Studiando la storia di vinti e vincitori (e i loro più grandi flop) degli ultimi anni, mi sono accorta di quanto sia numeroso il popolo di atleti e altri professionisti che in carriera si sono inceppati a un passo da un traguardo ambito. Forse per aver sottovalutato l’avversario più ostile: se stessi.

Ad un passo dalla gloria, basta davvero poco per…non farcela. Senza scomodare i grandi campioni (Tyson Gay o Federica Pellegrini, tra i tanti), anche a noi possono presentarsi eventi di questo tipo: aver sentito il nostro braccio farsi debole in una battaglia all’ultimo punto; non riuscire a organizzare una frase di senso compiuto ad un evento importante; essere nella gara in cui la vittoria potrebbe cambiarci carriera e ritrovarsi due zavorre al posto delle gambe.

 Nikefobia: terminologia greca composta da “nike” vittoria e “phobos” paura. Può colpire chiunque nonostante la consapevolezza di avere le caratteristiche giuste per farcela. Una volta innescatasi, il timore si alimenta con ritiri, emozioni e pensieri secondari – autocritica, vergogna, senso di colpa o di inadeguatezza… – peggiorando il blocco psichico e producendo ulteriori disfatte.

 Ma la paura di vincere che senso ha?

Se lo scopo è chiaro e fino a quel giorno si è lavorato duramente facendo anche sacrifici e rinunce, perché ad un passo dalla meta si innesca un meccanismo autosabotante?

Raggiungere una meta, qualunque essa sia (scolastica, sportiva, lavorativa, sociale…) ha sempre una faccia che resta nascosta. Può sembrare assurdo o paradossale ma un esito positivo può sprigionare incertezze sul proprio valore personale e la percezione di inadeguatezza; in persone con storie di vita particolari, può sorgere il dubbio di non possedere realmente il tipo di abilità che quel traguardo richiede.

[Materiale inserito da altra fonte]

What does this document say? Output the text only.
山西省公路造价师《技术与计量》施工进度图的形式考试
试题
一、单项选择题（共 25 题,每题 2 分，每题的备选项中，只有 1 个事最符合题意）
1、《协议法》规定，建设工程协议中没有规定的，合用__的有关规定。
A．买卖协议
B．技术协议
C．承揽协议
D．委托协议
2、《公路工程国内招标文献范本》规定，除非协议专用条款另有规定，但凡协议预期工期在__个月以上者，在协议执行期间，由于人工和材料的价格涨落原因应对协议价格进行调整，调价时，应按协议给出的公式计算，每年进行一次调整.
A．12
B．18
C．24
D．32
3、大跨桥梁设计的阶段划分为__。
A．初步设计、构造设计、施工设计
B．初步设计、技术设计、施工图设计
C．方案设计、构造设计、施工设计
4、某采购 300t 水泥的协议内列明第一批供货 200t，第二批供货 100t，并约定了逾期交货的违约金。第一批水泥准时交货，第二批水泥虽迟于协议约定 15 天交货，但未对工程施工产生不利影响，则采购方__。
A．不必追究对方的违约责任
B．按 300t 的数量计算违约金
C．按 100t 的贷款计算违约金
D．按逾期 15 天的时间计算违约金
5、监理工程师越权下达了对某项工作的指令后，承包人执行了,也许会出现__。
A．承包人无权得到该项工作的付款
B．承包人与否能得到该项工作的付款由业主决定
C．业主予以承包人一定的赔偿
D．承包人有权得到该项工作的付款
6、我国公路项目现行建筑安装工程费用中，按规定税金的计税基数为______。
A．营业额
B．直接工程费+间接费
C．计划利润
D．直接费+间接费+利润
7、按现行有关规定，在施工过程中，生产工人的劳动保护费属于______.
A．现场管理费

Ognuno di noi, sebbene considerato capace e talentuoso dagli altri, se non si percepisce tale, può mettere in atto sistemi di difesa per timore di non essere all’altezza o di deludere le aspettative di familiari, compagni o colleghi.
Non è questione di essere migliori o peggiori ma di come riuscire a gestire questo tipo di reazione qualora si dovesse presentare. Questo è un timore che può nascere in chiunque di noi abbia sviluppato un’idea di sé negativa (“penso di non essere abbastanza meritevole”) o si senta in colpa perché quel traguardo ha recato sofferenza a persone care o si imbatta in un successo inaspettato, in grado di cambiare la zona confort fatta dal nostro ruolo sociale, di routine e abitudini rassicuranti.

Per questi motivi è importante prepararsi sia all’evento che alle conseguenze (positive e negative) del centrare l’obiettivo: che tipo di svantaggio può celare ottenere il diploma di laurea o la promozione lavorativa o la vincita di un torneo? Può esporci a standard prestativi più alti o a pressioni esterne? Può sottoporci ad un maggior carico di responsabilità? Oppure può metterci di fronte a compiti o avversari più temuti?

Il punto cruciale sta nel come lavora la nostra testa: ciò che pensiamo può influire sugli input che il cervello invia al corpo predisponendolo all’evento oppure proteggendolo.

Molti sono i metodi per affrontare la nikefobia e tutti escludono l’evitamento, la negazione o la fuga dai propri mostri interiori. La migliore maniera per non perire di fronte all’avversario più ostile, noi stessi, è allearsi con esso.

Ciò che possiamo fare per non ostacolarci è fare luce nella zona d’ombra, la nostra parte custode dei timori più profondi, talvolta promotori di comportamenti apparentemente paradossali.